Di samping lambung mobilnya tertulis besar McCain-Palin. Sementara di pintu masuk tertulis ‘Demokrat Mendukung McCain’. Setiap barisan antrian yang dilewati mobil ini terus menyoraki. Malah ada yang menimpuk, meski bukan dengan benda keras. Tapi umumnya pendukung Obama hanya menyoraki sambil tertawa-tawa. Ada yang membalikkan jempol tangan mereka.
Tiap kali disoraki, si pengendara hanya mengacung-acungkan sebuah buku tebal, sepertinya Kitab Bible, Injil. Memang, Partai Republik selama ini juga dianggap sebagai partai yang agamis (Kristen), anti aborsi, anti pernikahan sejenis, dan menolak nilai-nilai kebebasan lainnya yang selama ini diwakili kaum Demokrat. Malah Sarah Palin sering menggunakan istilah-istilah Injil dalam pidatonya, yang ditolak mentah-mentah kaum Demokrat. Karena kaum Demokrat memandang agama sebagai urusan pribadi.

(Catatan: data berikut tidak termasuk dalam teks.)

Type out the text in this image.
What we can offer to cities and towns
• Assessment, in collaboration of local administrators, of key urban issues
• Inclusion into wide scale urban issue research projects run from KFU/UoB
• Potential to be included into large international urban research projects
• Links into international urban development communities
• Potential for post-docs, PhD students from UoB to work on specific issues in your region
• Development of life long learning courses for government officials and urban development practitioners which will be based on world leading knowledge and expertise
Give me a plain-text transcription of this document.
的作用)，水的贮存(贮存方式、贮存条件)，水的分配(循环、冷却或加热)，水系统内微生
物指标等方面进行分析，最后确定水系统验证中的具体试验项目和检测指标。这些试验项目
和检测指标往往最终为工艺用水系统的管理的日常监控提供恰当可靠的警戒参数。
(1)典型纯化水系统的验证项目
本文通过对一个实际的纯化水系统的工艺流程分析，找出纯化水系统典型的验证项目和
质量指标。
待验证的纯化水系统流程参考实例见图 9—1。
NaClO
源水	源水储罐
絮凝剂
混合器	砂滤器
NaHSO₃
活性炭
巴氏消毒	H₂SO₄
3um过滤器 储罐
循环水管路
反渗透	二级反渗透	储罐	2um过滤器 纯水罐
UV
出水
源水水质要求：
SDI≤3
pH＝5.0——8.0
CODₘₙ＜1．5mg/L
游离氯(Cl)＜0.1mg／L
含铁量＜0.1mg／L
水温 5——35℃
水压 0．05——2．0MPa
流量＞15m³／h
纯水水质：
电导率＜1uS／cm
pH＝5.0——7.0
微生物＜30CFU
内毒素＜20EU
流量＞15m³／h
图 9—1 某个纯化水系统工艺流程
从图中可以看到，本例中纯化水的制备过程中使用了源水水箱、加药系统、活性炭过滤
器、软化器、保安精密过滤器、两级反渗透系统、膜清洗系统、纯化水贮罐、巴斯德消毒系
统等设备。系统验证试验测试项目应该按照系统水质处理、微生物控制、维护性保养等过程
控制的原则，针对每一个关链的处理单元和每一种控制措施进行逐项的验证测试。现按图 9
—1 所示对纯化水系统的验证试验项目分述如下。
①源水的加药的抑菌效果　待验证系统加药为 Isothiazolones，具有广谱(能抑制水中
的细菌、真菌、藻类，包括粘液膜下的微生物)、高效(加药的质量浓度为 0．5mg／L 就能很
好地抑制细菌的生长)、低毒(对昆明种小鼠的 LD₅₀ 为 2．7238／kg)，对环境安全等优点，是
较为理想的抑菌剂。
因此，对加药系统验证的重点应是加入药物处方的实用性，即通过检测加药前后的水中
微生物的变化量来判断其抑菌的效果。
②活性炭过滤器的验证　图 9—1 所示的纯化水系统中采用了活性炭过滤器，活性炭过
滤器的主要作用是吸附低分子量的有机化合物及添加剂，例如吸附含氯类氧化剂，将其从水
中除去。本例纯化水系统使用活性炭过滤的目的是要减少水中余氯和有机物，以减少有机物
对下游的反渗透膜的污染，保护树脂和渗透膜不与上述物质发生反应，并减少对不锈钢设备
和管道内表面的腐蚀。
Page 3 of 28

Dan mobil tadi, terus berputar beberapa kali, tanpa takut diserang pendukung Obama. Saya tidak bisa membayangkan bagaimana kalau ini di Indonesia. Minimal mobil ini bakal bonyok dihajar massa yang emosi, atau orangnya babak-belur digebuki. Tapi si pengendara yang lumayan gendut dan berjas tanpa dasi itu toh aman disini. “Hebat,” gumam saya.
Setelah sekitar satu jam antri, saya sudah mendekati gerbang masuk Statehouse. Terlihat petugas menggeledah barang-barang bawaan peserta kampanye. Tas punggung dilarang masuk. Lokasi kampanye persis di halaman gedung Statehouse, di halaman terbuka. Di sekitar Statehouse, dikelilingi gedung-gedung pencakar langit.
Saya lalu berpikir, di balik pucuk-pucuk gedung itu pasti ada para sniper (penembak jitu) yang sudah siaga, baik yang bisa terlihat atau tidak, karena di dalam gedung. Betul. Persis di atap kanan Statehouse, tampak tiga sniper bersiaga. Mereka tampak terus memantau massa dengan teropong, baik yang double maupun jenis single model pelaut jaman dulu itu. Di samping mereka, terlihat jelas sebuah senapan spesial sniper berukuran panjang.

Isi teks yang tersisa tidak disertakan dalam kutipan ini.